Ramus, PETRUS. Pierre de la Ramée, an illustrious French 'humanist,' was the son of a poor labourer, and was born at the village of Cuth, in Vermandois, in 1515. In his twelfth year he got a situation as servant to a rich scholar at the Collège de Navarre, and, by devoting the day to his master, obtained the night for study, and made rapid progress. The method of teaching philosophy then prevalent dissatisfied him, and he was led to place a higher value on 'reason' than on 'authority'; when taking his degree in his twenty-first year he even maintained the extravagant thesis that 'all that Aristotle had said was false.' Immediately after he began lectures on the Greek and Latin authors, designed to combine the study of eloquence with that of philosophy. His audience was large, and his success as a teacher remarkable. He now turned his attention more particularly to the science of logic, which, in his usual adventurous spirit, he undertook to reform. His attempts excited much hostility among the Aristotelians, and when his treatise on the subject (Dialecticæ Partitiones) appeared in 1543 it was fiercely assailed by the doctors of the Sorbonne, who managed to get it suppressed by a royal edict, and his lectures for a time suspended. But Ramus had at this time two powerful friends, Cardinals Charles de Bourbon and Charles de Lorraine, through whose influence he was, in 1545, appointed principal of the Collège de Presles. In 1551 Cardinal Lorraine succeeded in instituting for him a chair of Eloquence and Philosophy at the Collège Royal. He mingled largely in the literary and scholastic disputes of the time, and ultimately embraced Protestantism. He had to flee from Paris; after 1568 he travelled in Germany and Switzerland; but on returning to France in 1571 he perished in the fatal massacre of St Bartholomew, 24th August 1572. It was believed that he was assassinated by the direct instigation of one of his most persistent enemies.

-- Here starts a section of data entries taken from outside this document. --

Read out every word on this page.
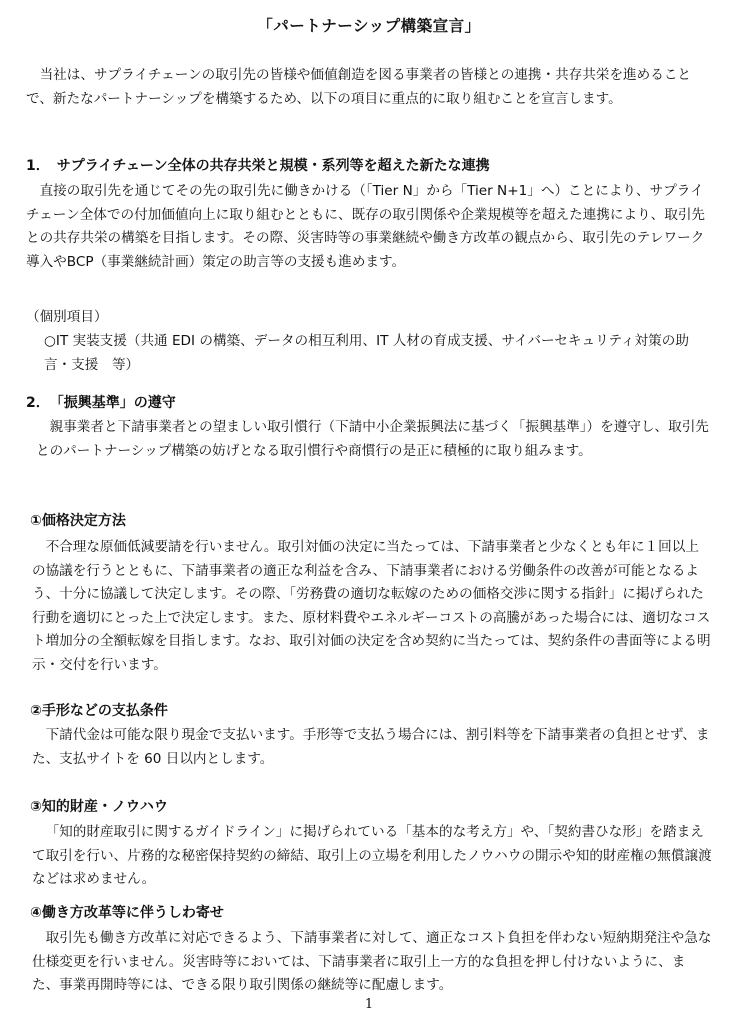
「パートナーシップ構築宣言」

当社は、サプライチェーンの取引先の皆様や価値創造を図る事業者の皆様との連携・共存共栄を進めることで、新たなパートナーシップを構築するため、以下の項目に重点的に取り組むことを宣言します。

1．　サプライチェーン全体の共存共栄と規模・系列等を超えた新たな連携

直接の取引先を通じてその先の取引先に働きかける（「Tier N」から「Tier N+1」へ）ことにより、サプライチェーン全体での付加価値向上に取り組むとともに、既存の取引関係や企業規模等を超えた連携により、取引先との共存共栄の構築を目指します。その際、災害時等の事業継続や働き方改革の観点から、取引先のテレワーク導入やBCP（事業継続計画）策定の助言等の支援も進めます。

（個別項目）

○IT 実装支援（共通 EDI の構築、データの相互利用、IT 人材の育成支援、サイバーセキュリティ対策の助言・支援　等）

2．　「振興基準」の遵守

親事業者と下請事業者との望ましい取引慣行（下請中小企業振興法に基づく「振興基準」）を遵守し、取引先とのパートナーシップ構築の妨げとなる取引慣行や商慣行の是正に積極的に取り組みます。

①価格決定方法

不合理な原価低減要請を行いません。取引対価の決定に当たっては、下請事業者と少なくとも年に１回以上の協議を行うとともに、下請事業者の適正な利益を含み、下請事業者における労働条件の改善が可能となるよう、十分に協議して決定します。その際、「労務費の適切な転嫁のための価格交渉に関する指針」に掲げられた行動を適切にとった上で決定します。また、原材料費やエネルギーコストの高騰があった場合には、適切なコスト増加分の全額転嫁を目指します。なお、取引対価の決定を含め契約に当たっては、契約条件の書面等による明示・交付を行います。

②手形などの支払条件

下請代金は可能な限り現金で支払います。手形等で支払う場合には、割引料等を下請事業者の負担とせず、また、支払サイトを 60 日以内とします。

③知的財産・ノウハウ

「知的財産取引に関するガイドライン」に掲げられている「基本的な考え方」や、「契約書ひな形」を踏まえて取引を行い、片務的な秘密保持契約の締結、取引上の立場を利用したノウハウの開示や知的財産権の無償譲渡などは求めません。

④働き方改革等に伴うしわ寄せ

取引先も働き方改革に対応できるよう、下請事業者に対して、適正なコスト負担を伴わない短納期発注や急な仕様変更を行いません。災害時等においては、下請事業者に取引上一方的な負担を押し付けないように、また、事業再開時等には、できる限り取引関係の継続等に配慮します。

1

Ramus holds an honourable place in the list of intellectual reformers. His assault on scholasticism as a method of thinking is vigorous, and his exposure of its puerile and useless subtleties is thorough. His system of logic, by which his name is best known, is marked by its lucid definitions, its natural divisions, and its simplification of the rules of the syllogism; but it really adds little to logical science. What strikes one most, however, in Ramus is his universal intellectual activity. He wrote treatises on arithmetic, geometry, and algebra which were text-books for a hundred years; he was among the earliest adherents of the Copernican system of astronomy; Latin, Greek, and

French grammar, rhetoric, morals, and theology all engaged his pen, and he seldom handled a subject which he did not to some degree elucidate. His followers were a widespread, and for long a powerful body of thinkers and teachers; France, England, the Low Countries, Germany, Switzerland, Denmark, and even Spain had their Ramists.

See monographs by Waddington (Paris, 1855), Desmazié (1864), and Lobstein (Strasb. 1878).